4

following freebase MQL finds 5 artists and 50 albums for each artists.

[{
  "type" : "/music/artist",
  "name":null,
  "album" : [{
    "name" : null,
    "count":null,
    "limit":50
  }],
  "limit":5
}]

first try - without a subquery

I can write SPARQL like this:

SELECT ?artist ?album
WHERE
{
    ?artist :type :/music/artist .
    ?artist :album ?album
}
LIMIT n

but, I don't know how many n should be specified because SPARQL has no hierarchy as far as I know.

second try - with a sub-query (not sure this works correctly)

Following sub-query looks like working.

SELECT ?artist ?album
WHERE
{
    ?artist :album ?album .
    {
        SELECT ?artist
        WHERE
        {
            ?artist :type :/music/artist
        }
        LIMIT k
    }
}
LIMIT n

But I don't know how to specify k, n to get 50 albums foreach 5 artists.

Some data with endpoint

Could anyone write SPARQL which print 5 artists and their 5 painting for each artists?

Below query prints artists and their paints without LIMITing result.

PREFIX dbpedia-owl:<http://dbpedia.org/ontology/>
PREFIX prop:<http://dbpedia.org/property/>

SELECT ?painting ?artist
WHERE
{
    ?painting prop:artist ?artist .
    {
        SELECT ?artist
        {
            ?artist rdf:type dbpedia-owl:Artist.
        }
    }
}

Thanks.

Jason Heo
  • 9,956
  • 2
  • 36
  • 64
  • Are you asking how to get n artists, with at most k results per artist? – Joshua Taylor Feb 09 '15 at 21:22
  • If that's the case, have a look at (possible duplicate, but no answer there either): [Nested queries in sparql with limits](http://stackoverflow.com/q/21018518/1281433), and have a look at the comments on that question, including the links to questions on other sites.

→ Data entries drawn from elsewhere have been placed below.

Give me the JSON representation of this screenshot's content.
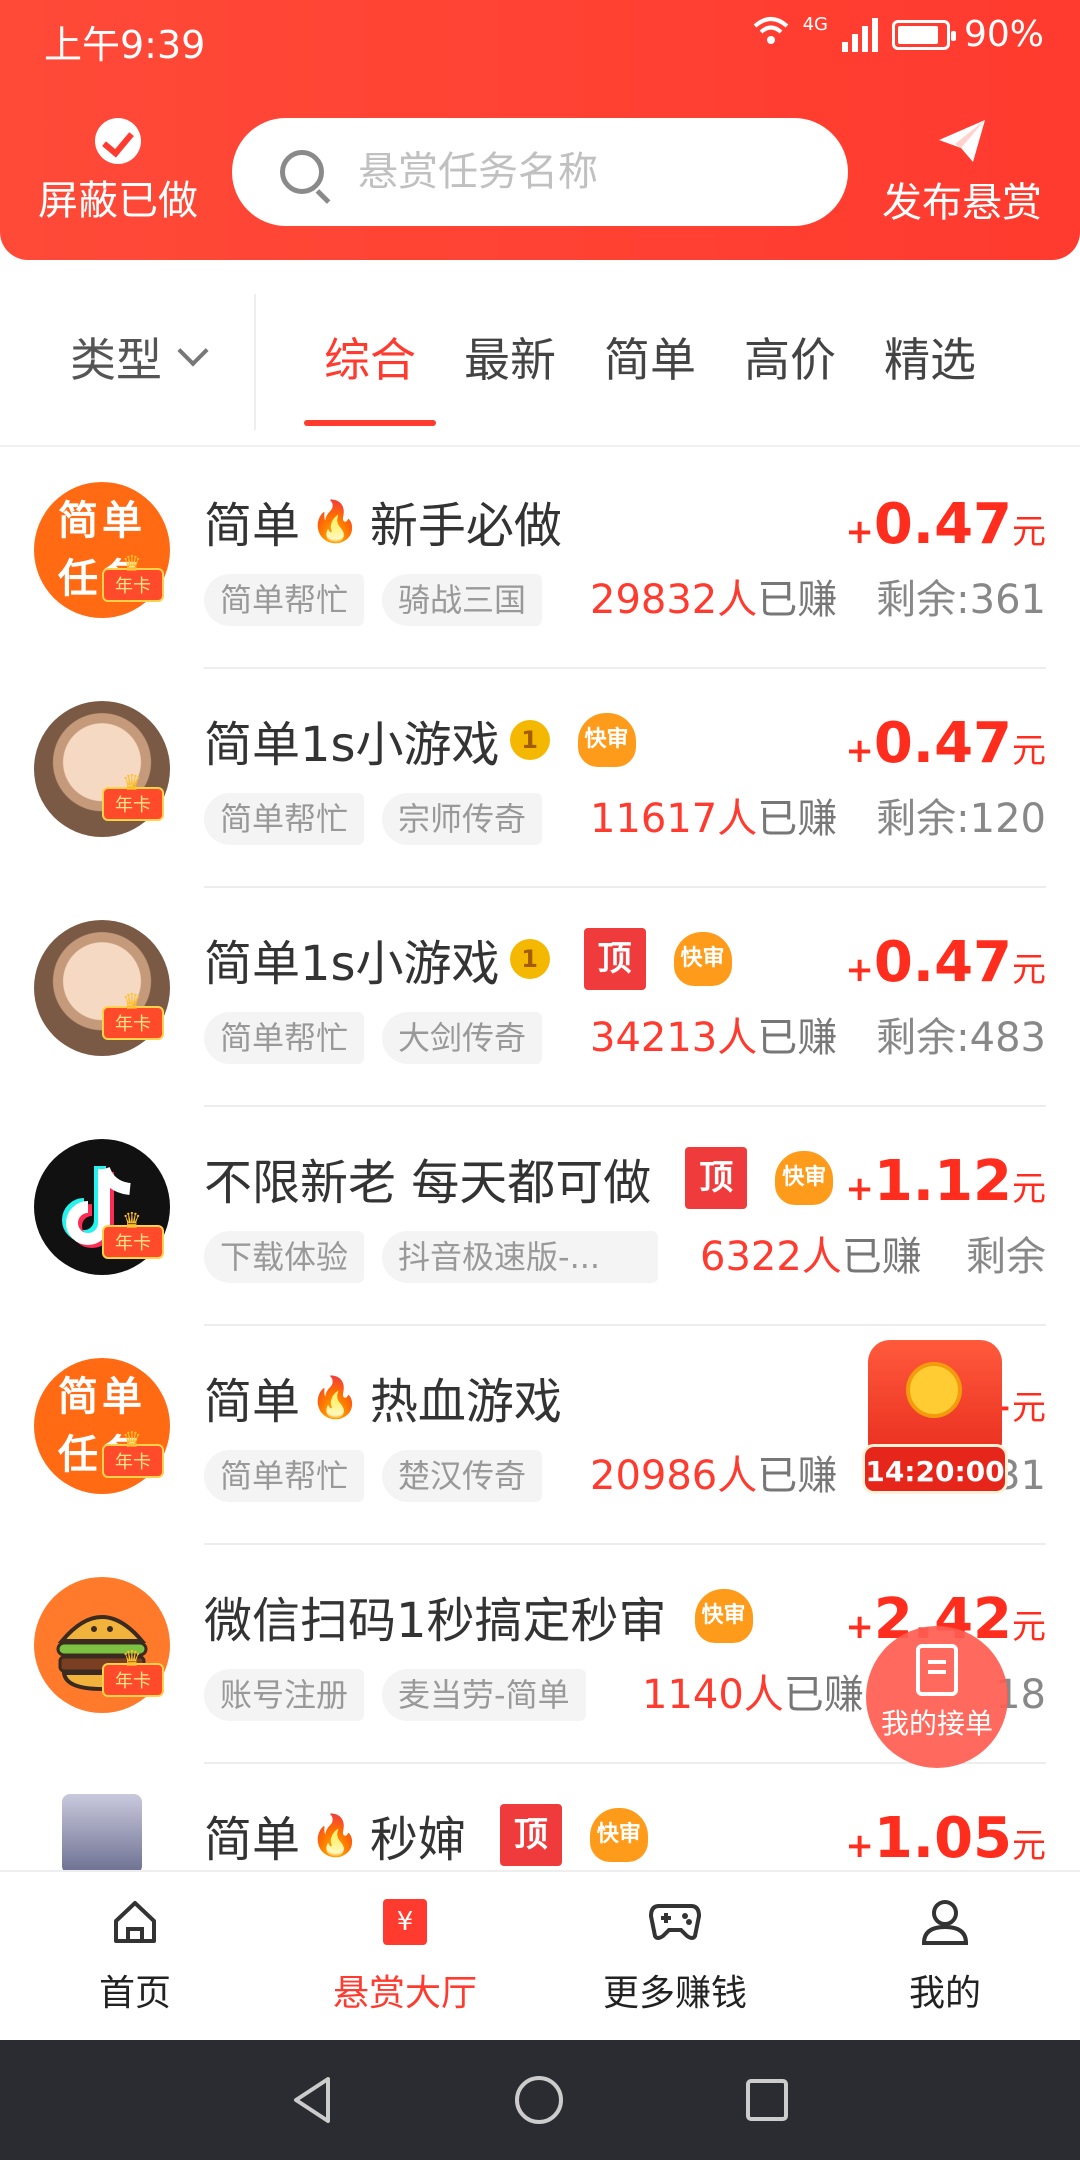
{
  "status": {
    "time": "上午9:39",
    "network": "4G",
    "battery": "90%"
  },
  "header": {
    "hide_done": "屏蔽已做",
    "search_placeholder": "悬赏任务名称",
    "publish": "发布悬赏"
  },
  "filter": {
    "type_label": "类型",
    "tabs": [
      "综合",
      "最新",
      "简单",
      "高价",
      "精选"
    ],
    "active_tab": "综合"
  },
  "avatars": {
    "simple_task": "简单任务",
    "vip": "年卡"
  },
  "tasks": [
    {
      "title": "简单",
      "title2": "新手必做",
      "icon": "fire",
      "tags": [
        "简单帮忙",
        "骑战三国"
      ],
      "earned": "29832人",
      "earned_suffix": "已赚",
      "remain": "剩余:361",
      "price_plus": "+",
      "price": "0.47",
      "unit": "元",
      "top": false,
      "fast": false,
      "avatar": "orange"
    },
    {
      "title": "简单1s小游戏",
      "title2": "",
      "icon": "medal",
      "tags": [
        "简单帮忙",
        "宗师传奇"
      ],
      "earned": "11617人",
      "earned_suffix": "已赚",
      "remain": "剩余:120",
      "price_plus": "+",
      "price": "0.47",
      "unit": "元",
      "top": false,
      "fast": true,
      "avatar": "girl"
    },
    {
      "title": "简单1s小游戏",
      "title2": "",
      "icon": "medal",
      "tags": [
        "简单帮忙",
        "大剑传奇"
      ],
      "earned": "34213人",
      "earned_suffix": "已赚",
      "remain": "剩余:483",
      "price_plus": "+",
      "price": "0.47",
      "unit": "元",
      "top": true,
      "fast": true,
      "avatar": "girl"
    },
    {
      "title": "不限新老 每天都可做",
      "title2": "",
      "icon": "",
      "tags": [
        "下载体验",
        "抖音极速版-..."
      ],
      "earned": "6322人",
      "earned_suffix": "已赚",
      "remain": "剩余",
      "price_plus": "+",
      "price": "1.12",
      "unit": "元",
      "top": true,
      "fast": true,
      "avatar": "tiktok"
    },
    {
      "title": "简单",
      "title2": "热血游戏",
      "icon": "fire",
      "tags": [
        "简单帮忙",
        "楚汉传奇"
      ],
      "earned": "20986人",
      "earned_suffix": "已赚",
      "remain": "剩余:31",
      "price_plus": "+",
      "price": "",
      "unit": "元",
      "top": false,
      "fast": false,
      "avatar": "orange"
    },
    {
      "title": "微信扫码1秒搞定秒审",
      "title2": "",
      "icon": "",
      "tags": [
        "账号注册",
        "麦当劳-简单"
      ],
      "earned": "1140人",
      "earned_suffix": "已赚",
      "remain": "18",
      "price_plus": "+",
      "price": "2.42",
      "unit": "元",
      "top": false,
      "fast": true,
      "avatar": "burger"
    },
    {
      "title": "简单",
      "title2": "秒婶",
      "icon": "fire",
      "tags": [],
      "earned": "",
      "earned_suffix": "",
      "remain": "",
      "price_plus": "+",
      "price": "1.05",
      "unit": "元",
      "top": true,
      "fast": true,
      "avatar": "photo"
    }
  ],
  "badges": {
    "top": "顶",
    "fast": "快审",
    "medal": "1"
  },
  "floating": {
    "timer": "14:20:00",
    "my_orders": "我的接单"
  },
  "nav": [
    {
      "label": "首页",
      "icon": "home-icon",
      "active": false
    },
    {
      "label": "悬赏大厅",
      "icon": "yen-icon",
      "active": true
    },
    {
      "label": "更多赚钱",
      "icon": "gamepad-icon",
      "active": false
    },
    {
      "label": "我的",
      "icon": "user-icon",
      "active": false
    }
  ],
  "nav_yen": "¥",
  "colors": {
    "primary": "#ff3a2e",
    "price": "#ff2d1d"
  }
}
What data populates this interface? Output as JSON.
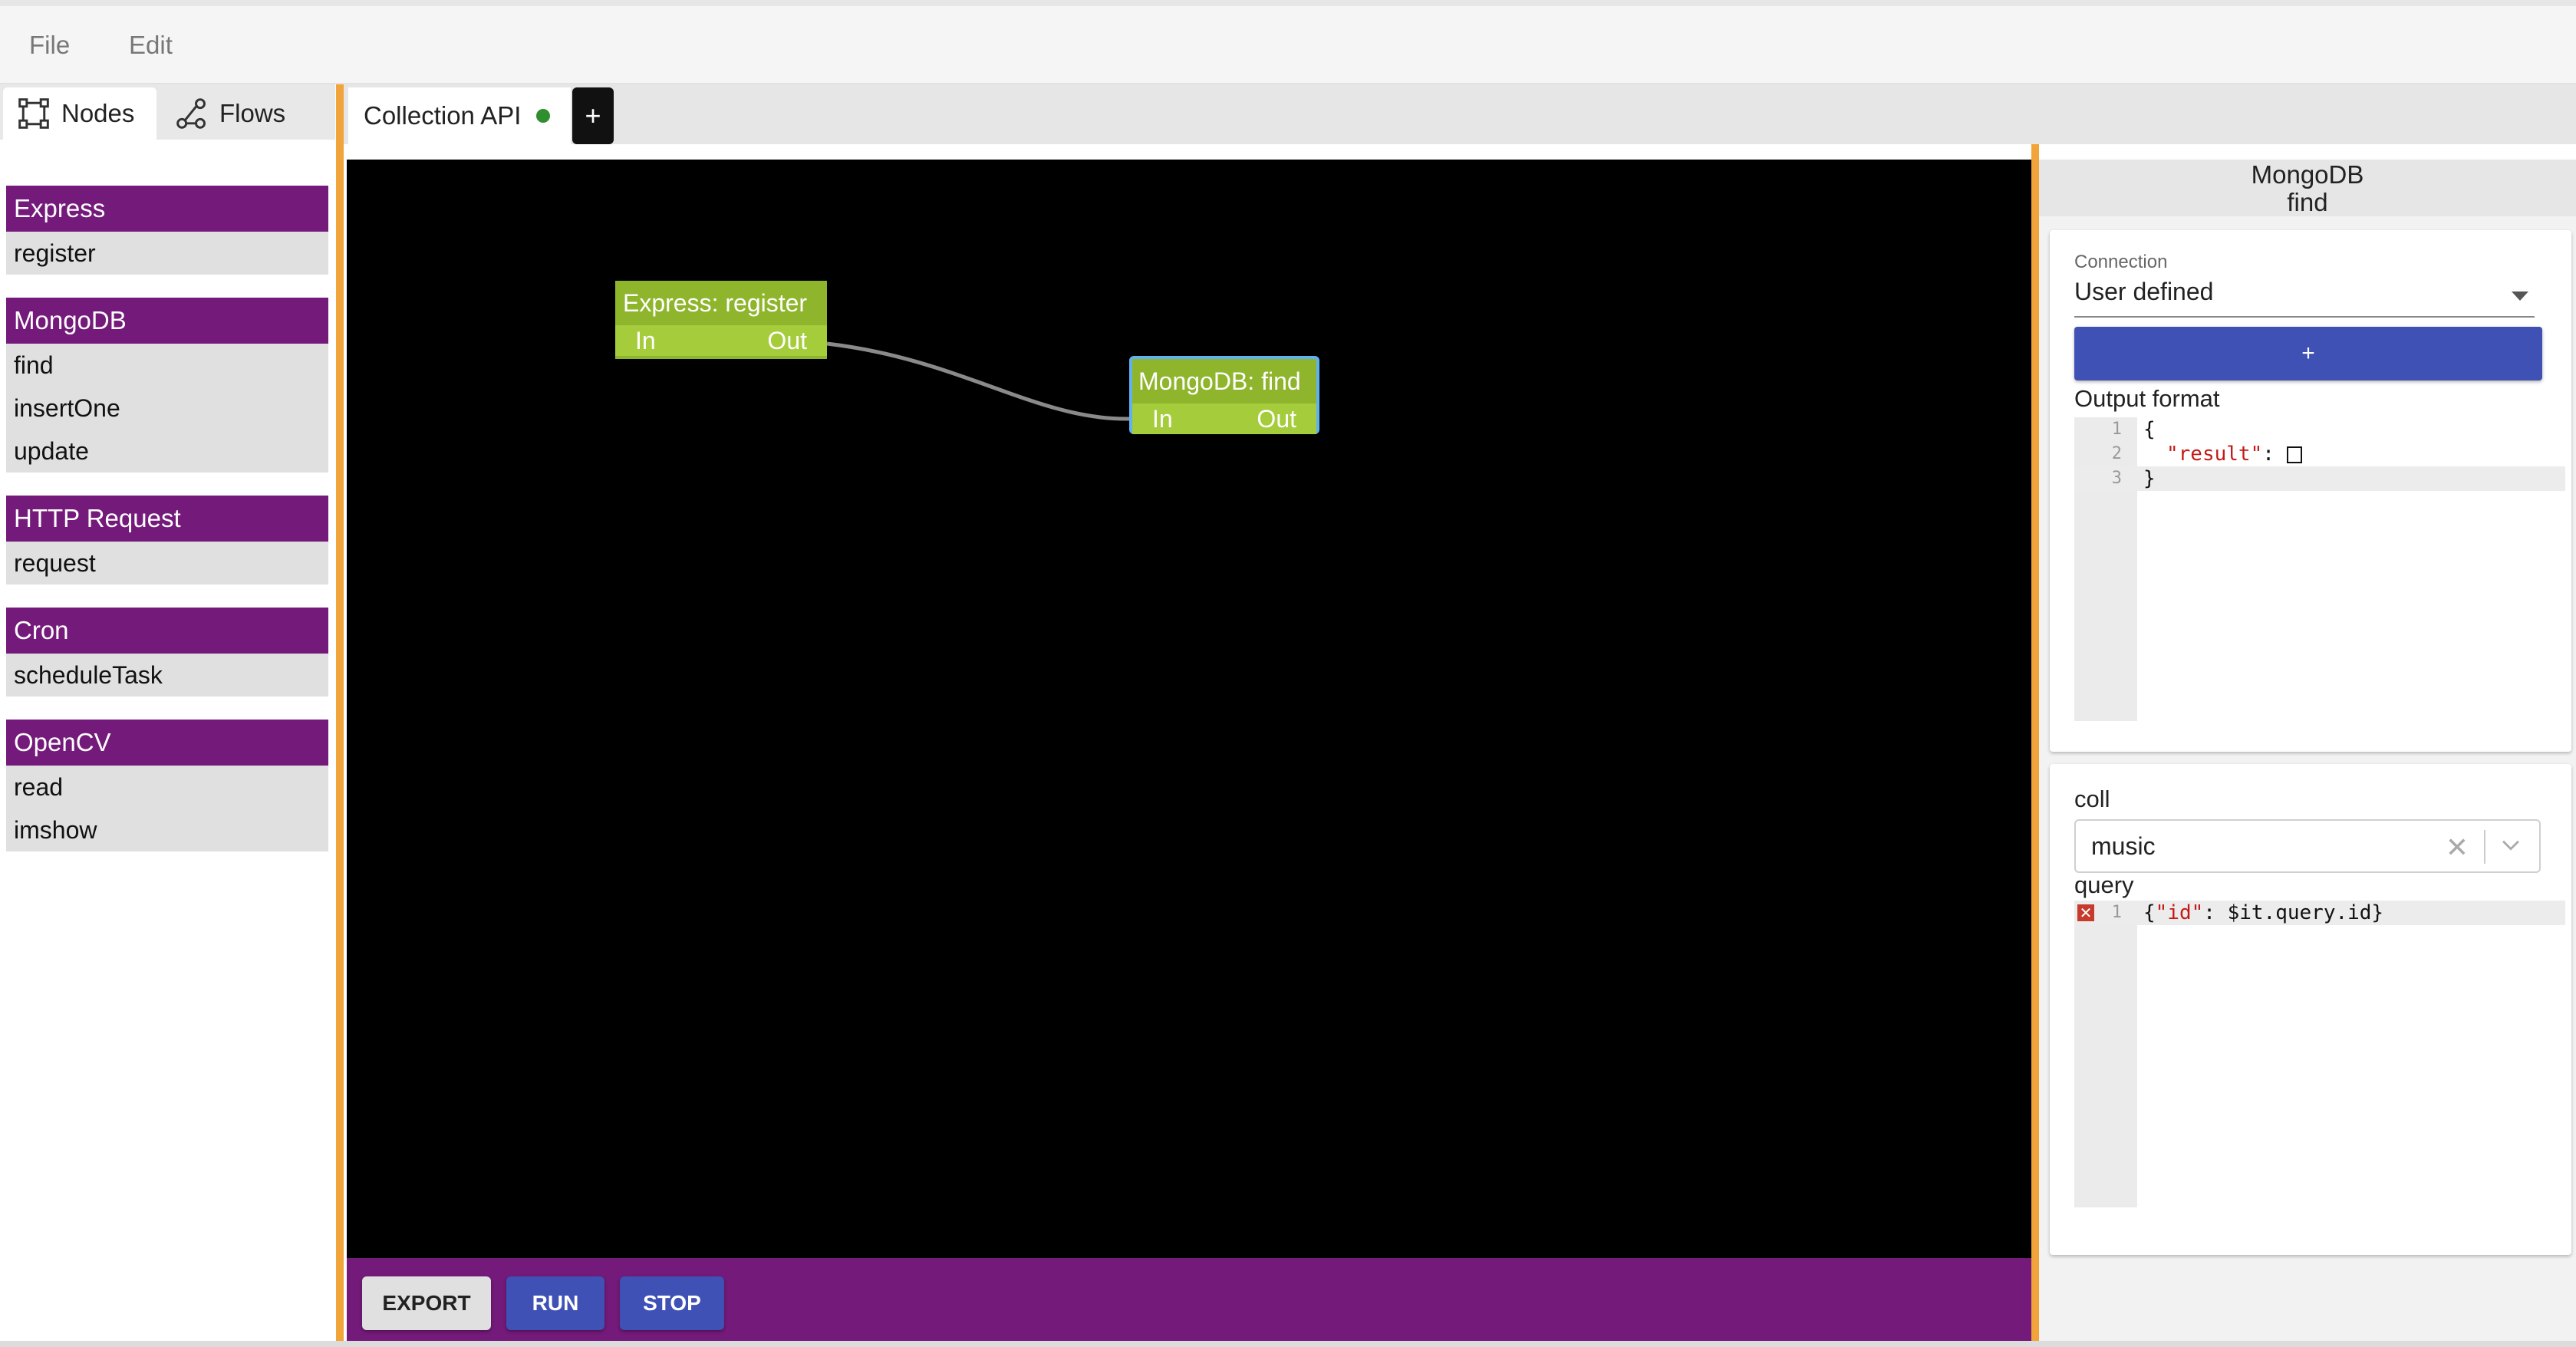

However, answers.semanticweb.com is down right now, so see [How to limit SPARQL solution group size?](http://goo.gl/NiI2Qm) and [SPARQL INNER LIMIT](http://goo.gl/fHXqwj) – Joshua Taylor Feb 09 '15 at 21:27
  • @JoshuaTaylor Thank you for providing good resources. Last two links helped me alot. I found that My `sub-query` is wrong (confused with inner-query and outer-query) and to do this using SPARQL is hard. Thanks. – Jason Heo Feb 10 '15 at 04:04

2 Answers2

3

Max and I had a bit of discussion in a chat, and this might end up being the same approach that Max took. I think it's a bit more readable, though. It gets 15 artists with albums, and up to 5 albums for each one. If you want to be able to include artists without any albums, you'd need to make some parts optional.

select ?artist ?album {
  #-- select 15 bands that have albums (i.e., 
  #-- such that they are the artist *of* something).
  {
    select distinct ?artist { 
      ?artist a dbpedia-owl:Band ;
              ^dbpedia-owl:artist []
    }
    limit 15
  }

  #-- grab ordered pairs (x,y) (where y > x) of their
  #-- albums.  By asking how many x's for each y, we
  #-- get just the first n y's.
  ?artist ^dbpedia-owl:artist ?album, ?album_
  filter ( ?album_ <= ?album ) 
}
group by ?artist ?album
having count(?album_) <= 5 #-- take up 5 albums for each artist
order by ?artist ?album

SPARQL results

Community
  • 1
  • 1
Joshua Taylor
  • 84,998
  • 9
  • 154
  • 353
  • It may be as effective and seems simpler but still looks awkward... Alas there is no other way besides running two distinct queries (which may be ineffective if the join should happen on blank nodes) – Max Feb 12 '15 at 19:24
  • Tested it, the results conform to expectations and evaluation is also much faster, I'll keep this pattern in mind. Perhaps the question should be renamed to something like "SPARQL co-related (sub)queries with limits" for future reference. – Max Feb 13 '15 at 12:04
2

Based on the result you want to get, this involves some kind of nested co-related sub-query processing which is not directly feasible in a single SPARQL query (at least to my understanding, but if it is possible, I'm totally in ;) ):

Due to the bottom-up nature of SPARQL query evaluation, the subqueries are evaluated logically first, and the results are projected up to the outer query.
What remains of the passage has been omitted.